Искала квартирантов Галина. Она сначала нашла хорошую, молодую семейную пару, но Наташа донимала их звонками, выдвигала какие-то требования, предлагала платить только ей, а не Юле. Молодым все это не понравилось, они ушли. Квартиру снял предприниматель вроде бы для своих рабочих. Но этот предприниматель оказался риэлтором, он снимал несколько таких квартир и предоставлял посуточно всем желающим за довольно высокую плату. Но желающие оказались настолько разные, что наш подъезд превратился, чуть ли не в притон. В квартире то всю ночь гремела музыка, ходили туда и сюда подозрительные личности, то набивались «под завязку» южные товарищи. Скромный командировочный, приехавший на курсы повышения квалификации, захотел помыться в ванной и залил соседей снизу, прорвало трубу. Естественно, стали возмущаться жильцы всего подъезда. Но от риэлтора оказалось не так-то просто избавиться. Он где-то прятался, не появлялся в квартире, не отвечал на звонки и не отдавал ключи. Подействовала только угроза рассказать о его деятельности в интернете, это заставило его отдать ключи.
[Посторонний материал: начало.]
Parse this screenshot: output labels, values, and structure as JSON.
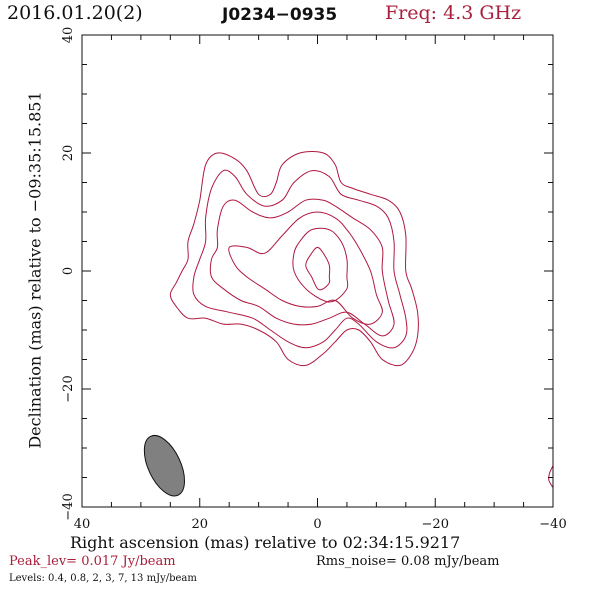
{
  "header": {
    "date": "2016.01.20(2)",
    "source": "J0234−0935",
    "frequency": "Freq: 4.3 GHz"
  },
  "chart_data": {
    "type": "contour",
    "xlabel": "Right ascension (mas) relative to 02:34:15.9217",
    "ylabel": "Declination (mas) relative to −09:35:15.851",
    "xlim": [
      40,
      -40
    ],
    "ylim": [
      -40,
      40
    ],
    "xticks": [
      40,
      20,
      0,
      -20,
      -40
    ],
    "yticks": [
      -40,
      -20,
      0,
      20,
      40
    ],
    "xtick_labels": [
      "40",
      "20",
      "0",
      "−20",
      "−40"
    ],
    "ytick_labels": [
      "−40",
      "−20",
      "0",
      "20",
      "40"
    ],
    "contour_levels_mJy_per_beam": [
      0.4,
      0.8,
      2,
      3,
      7,
      13
    ],
    "contour_color": "#b01840",
    "beam": {
      "center": [
        26,
        -33
      ],
      "major_mas": 11,
      "minor_mas": 5.5,
      "pa_deg": -25,
      "fill": "#808080"
    },
    "contours": [
      {
        "level": 0.4,
        "points": [
          [
            21,
            8
          ],
          [
            20,
            12
          ],
          [
            19,
            18
          ],
          [
            17,
            20
          ],
          [
            14,
            19
          ],
          [
            12,
            17
          ],
          [
            10,
            13
          ],
          [
            8,
            13
          ],
          [
            7,
            15
          ],
          [
            6,
            18
          ],
          [
            3,
            20
          ],
          [
            -1,
            20
          ],
          [
            -3,
            18
          ],
          [
            -4,
            15
          ],
          [
            -6,
            14
          ],
          [
            -9,
            13
          ],
          [
            -12,
            12
          ],
          [
            -14,
            10
          ],
          [
            -15,
            6
          ],
          [
            -15,
            0
          ],
          [
            -16,
            -3
          ],
          [
            -17,
            -7
          ],
          [
            -17,
            -11
          ],
          [
            -16,
            -14
          ],
          [
            -14,
            -16
          ],
          [
            -11,
            -15
          ],
          [
            -9,
            -12
          ],
          [
            -7,
            -10
          ],
          [
            -5,
            -10
          ],
          [
            -3,
            -12
          ],
          [
            -1,
            -14
          ],
          [
            2,
            -16
          ],
          [
            5,
            -15
          ],
          [
            7,
            -12
          ],
          [
            10,
            -10
          ],
          [
            13,
            -9
          ],
          [
            16,
            -9
          ],
          [
            19,
            -8
          ],
          [
            22,
            -8
          ],
          [
            24,
            -6
          ],
          [
            25,
            -4
          ],
          [
            24,
            -2
          ],
          [
            23,
            0
          ],
          [
            22,
            2
          ],
          [
            22,
            5
          ]
        ]
      },
      {
        "level": 0.8,
        "points": [
          [
            19,
            9
          ],
          [
            18,
            14
          ],
          [
            16,
            17
          ],
          [
            14,
            16
          ],
          [
            12,
            13
          ],
          [
            9,
            11
          ],
          [
            6,
            12
          ],
          [
            4,
            15
          ],
          [
            1,
            17
          ],
          [
            -2,
            16
          ],
          [
            -4,
            13
          ],
          [
            -7,
            12
          ],
          [
            -10,
            11
          ],
          [
            -12,
            9
          ],
          [
            -13,
            5
          ],
          [
            -13,
            0
          ],
          [
            -14,
            -4
          ],
          [
            -15,
            -8
          ],
          [
            -15,
            -11
          ],
          [
            -13,
            -13
          ],
          [
            -10,
            -12
          ],
          [
            -7,
            -9
          ],
          [
            -5,
            -8
          ],
          [
            -3,
            -10
          ],
          [
            -1,
            -12
          ],
          [
            2,
            -13
          ],
          [
            5,
            -12
          ],
          [
            8,
            -10
          ],
          [
            11,
            -8
          ],
          [
            15,
            -7
          ],
          [
            19,
            -6
          ],
          [
            21,
            -4
          ],
          [
            21,
            -1
          ],
          [
            20,
            2
          ],
          [
            19,
            5
          ]
        ]
      },
      {
        "level": 2,
        "points": [
          [
            17,
            7
          ],
          [
            16,
            11
          ],
          [
            14,
            12
          ],
          [
            11,
            10
          ],
          [
            8,
            9
          ],
          [
            5,
            10
          ],
          [
            2,
            12
          ],
          [
            -1,
            12
          ],
          [
            -3,
            11
          ],
          [
            -6,
            9
          ],
          [
            -9,
            7
          ],
          [
            -11,
            4
          ],
          [
            -11,
            0
          ],
          [
            -12,
            -5
          ],
          [
            -13,
            -9
          ],
          [
            -11,
            -11
          ],
          [
            -8,
            -9
          ],
          [
            -5,
            -7
          ],
          [
            -2,
            -8
          ],
          [
            1,
            -9
          ],
          [
            4,
            -9
          ],
          [
            7,
            -8
          ],
          [
            10,
            -6
          ],
          [
            13,
            -5
          ],
          [
            16,
            -3
          ],
          [
            18,
            -1
          ],
          [
            18,
            2
          ],
          [
            17,
            4
          ]
        ]
      },
      {
        "level": 3,
        "points": [
          [
            15,
            4
          ],
          [
            12,
            4
          ],
          [
            9,
            3
          ],
          [
            6,
            6
          ],
          [
            3,
            9
          ],
          [
            0,
            10
          ],
          [
            -3,
            9
          ],
          [
            -5,
            7
          ],
          [
            -7,
            4
          ],
          [
            -9,
            0
          ],
          [
            -10,
            -4
          ],
          [
            -11,
            -7
          ],
          [
            -9,
            -9
          ],
          [
            -6,
            -8
          ],
          [
            -3,
            -5
          ],
          [
            0,
            -6
          ],
          [
            3,
            -6
          ],
          [
            6,
            -5
          ],
          [
            9,
            -3
          ],
          [
            12,
            -1
          ],
          [
            14,
            1
          ]
        ]
      },
      {
        "level": 7,
        "points": [
          [
            3,
            5
          ],
          [
            1,
            7
          ],
          [
            -2,
            7
          ],
          [
            -4,
            5
          ],
          [
            -5,
            2
          ],
          [
            -5,
            -1
          ],
          [
            -5,
            -3
          ],
          [
            -3,
            -5
          ],
          [
            -1,
            -5
          ],
          [
            2,
            -3
          ],
          [
            4,
            0
          ],
          [
            4,
            3
          ]
        ]
      },
      {
        "level": 13,
        "points": [
          [
            1,
            3
          ],
          [
            0,
            4
          ],
          [
            -1,
            3
          ],
          [
            -2,
            1
          ],
          [
            -2,
            -1
          ],
          [
            -2,
            -2
          ],
          [
            -1,
            -3
          ],
          [
            0,
            -3
          ],
          [
            1,
            -1
          ],
          [
            2,
            1
          ]
        ]
      },
      {
        "level": 0.4,
        "points": [
          [
            -40,
            -33
          ],
          [
            -39.4,
            -34.3
          ],
          [
            -39.3,
            -35.5
          ],
          [
            -40,
            -36.7
          ]
        ]
      }
    ]
  },
  "footer": {
    "peak": "Peak_lev=  0.017 Jy/beam",
    "rms": "Rms_noise= 0.08 mJy/beam",
    "levels": "Levels: 0.4, 0.8,   2,   3,   7,  13 mJy/beam"
  }
}
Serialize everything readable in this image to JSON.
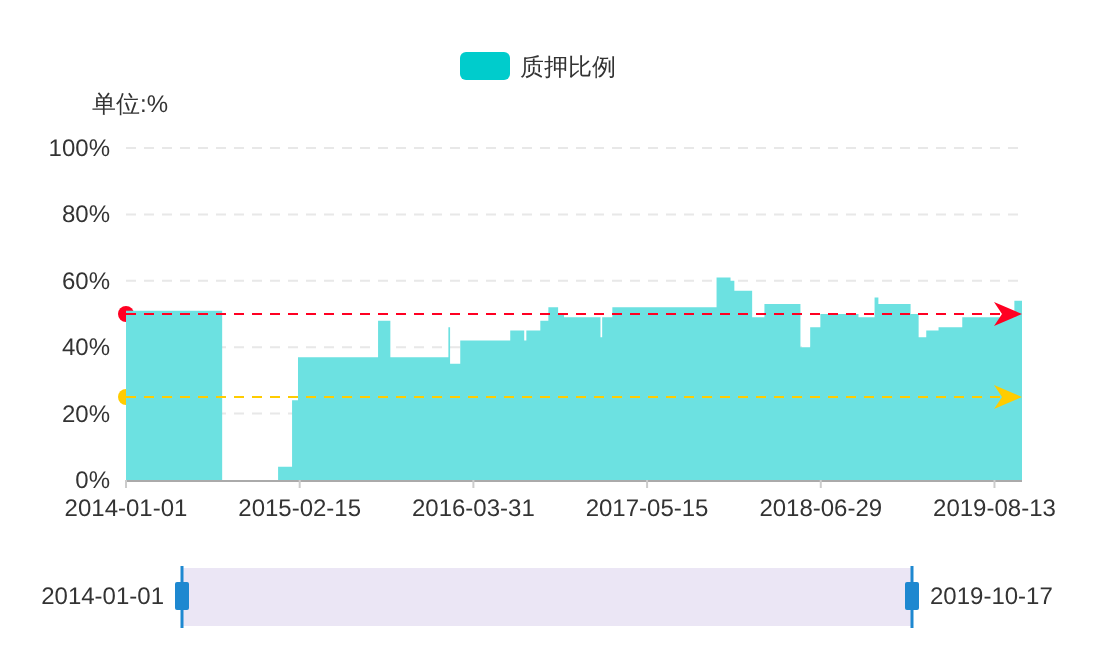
{
  "chart_data": {
    "type": "area",
    "ylabel": "单位:%",
    "legend": "top",
    "grid": "y",
    "x": [
      "2014-01-01",
      "2014-08-16",
      "2014-08-16",
      "2014-12-26",
      "2014-12-26",
      "2015-01-28",
      "2015-01-28",
      "2015-02-11",
      "2015-02-11",
      "2015-08-19",
      "2015-08-19",
      "2015-09-17",
      "2015-09-17",
      "2016-02-01",
      "2016-02-01",
      "2016-02-05",
      "2016-02-05",
      "2016-02-29",
      "2016-02-29",
      "2016-06-26",
      "2016-06-26",
      "2016-07-29",
      "2016-07-29",
      "2016-08-03",
      "2016-08-03",
      "2016-09-05",
      "2016-09-05",
      "2016-09-24",
      "2016-09-24",
      "2016-10-17",
      "2016-10-17",
      "2016-10-31",
      "2016-10-31",
      "2017-01-25",
      "2017-01-25",
      "2017-01-29",
      "2017-01-29",
      "2017-02-22",
      "2017-02-22",
      "2017-10-26",
      "2017-10-26",
      "2017-11-28",
      "2017-11-28",
      "2017-12-07",
      "2017-12-07",
      "2018-01-18",
      "2018-01-18",
      "2018-02-16",
      "2018-02-16",
      "2018-05-12",
      "2018-05-12",
      "2018-06-04",
      "2018-06-04",
      "2018-06-28",
      "2018-06-28",
      "2018-09-26",
      "2018-09-26",
      "2018-11-03",
      "2018-11-03",
      "2018-11-12",
      "2018-11-12",
      "2019-01-27",
      "2019-01-27",
      "2019-02-15",
      "2019-02-15",
      "2019-03-05",
      "2019-03-05",
      "2019-04-03",
      "2019-04-03",
      "2019-05-29",
      "2019-05-29",
      "2019-09-29",
      "2019-09-29",
      "2019-10-17"
    ],
    "series": [
      {
        "name": "质押比例",
        "color": "#6ce1e1",
        "values": [
          51,
          51,
          0,
          0,
          4,
          4,
          24,
          24,
          37,
          37,
          48,
          48,
          37,
          37,
          46,
          46,
          35,
          35,
          42,
          42,
          45,
          45,
          42,
          42,
          45,
          45,
          48,
          48,
          52,
          52,
          50,
          50,
          49,
          49,
          43,
          43,
          49,
          49,
          52,
          52,
          61,
          61,
          60,
          60,
          57,
          57,
          49,
          49,
          53,
          53,
          40,
          40,
          46,
          46,
          50,
          50,
          49,
          49,
          55,
          55,
          53,
          53,
          50,
          50,
          43,
          43,
          45,
          45,
          46,
          46,
          49,
          49,
          54,
          54
        ]
      }
    ],
    "xlim": [
      "2014-01-01",
      "2019-10-17"
    ],
    "xticks": [
      {
        "value": "2014-01-01",
        "label": "2014-01-01"
      },
      {
        "value": "2015-02-15",
        "label": "2015-02-15"
      },
      {
        "value": "2016-03-31",
        "label": "2016-03-31"
      },
      {
        "value": "2017-05-15",
        "label": "2017-05-15"
      },
      {
        "value": "2018-06-29",
        "label": "2018-06-29"
      },
      {
        "value": "2019-08-13",
        "label": "2019-08-13"
      }
    ],
    "ylim": [
      0,
      100
    ],
    "yticks": [
      {
        "value": 0,
        "label": "0%"
      },
      {
        "value": 20,
        "label": "20%"
      },
      {
        "value": 40,
        "label": "40%"
      },
      {
        "value": 60,
        "label": "60%"
      },
      {
        "value": 80,
        "label": "80%"
      },
      {
        "value": 100,
        "label": "100%"
      }
    ],
    "ref_lines": [
      {
        "axis": "y",
        "value": 50,
        "color": "#ff0022",
        "line_style": "dashed"
      },
      {
        "axis": "y",
        "value": 25,
        "color": "#ffcc00",
        "line_style": "dashed"
      }
    ],
    "annotations": [
      "2014-01-01",
      "2019-10-17"
    ]
  }
}
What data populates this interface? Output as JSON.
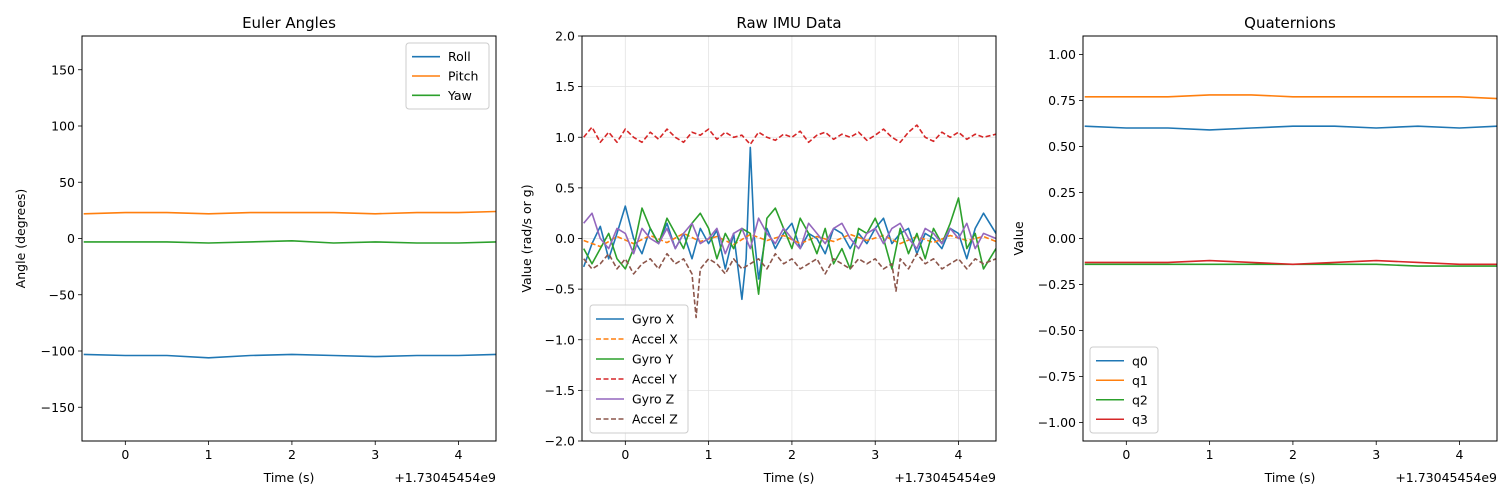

После всего этого Галина отключила городской телефон, чтобы звонков от Наташи не было, и сумела договориться со студенткой педагогического училища и ее бабушкой.  Бабушка пенсионерка согласилась жить на квартире с внучкой весь период ее обучения, побоялись оставлять девочку одну в чужом городе. Несколько лет проблем с квартирой и жильцами не было.

Сосед Саша давно отказался от взаимодействия с Наташей, у него хватало своих проблем, не до Наташи с ее требованиями и претензиями, Да и Наташа уехала с младшим сыном в Австралию к очередному мужу, оттуда не очень-то позвонишь. Хотя Юле она звонила, рассказывала о своей жизни, жаловалась, как ее обижает муж и просила прислать деньги, получаемые за сдаваемую квартиру.  Юля жалела сестру, посылала ей свои деньги, потому что квартирных денег после оплаты коммунальных услуг оставалось совсем немного. А если повысить квартплату, эти квартиранты уйдут.  Откуда много денег у пенсионерки и студентки?  Продавать квартиру Наташа по-прежнему не хочет, все еще надеется получить ее в единоличное пользование.

Галина и Юля за несколько лет постоянного «сотрудничества» стали мне почти, как родные. Но студентка закончила учебу, из квартиры они уехали. Желающих снимать квартиры в нашем городе сейчас немного. Кто будет моими новыми соседями, крысы или риэлторы?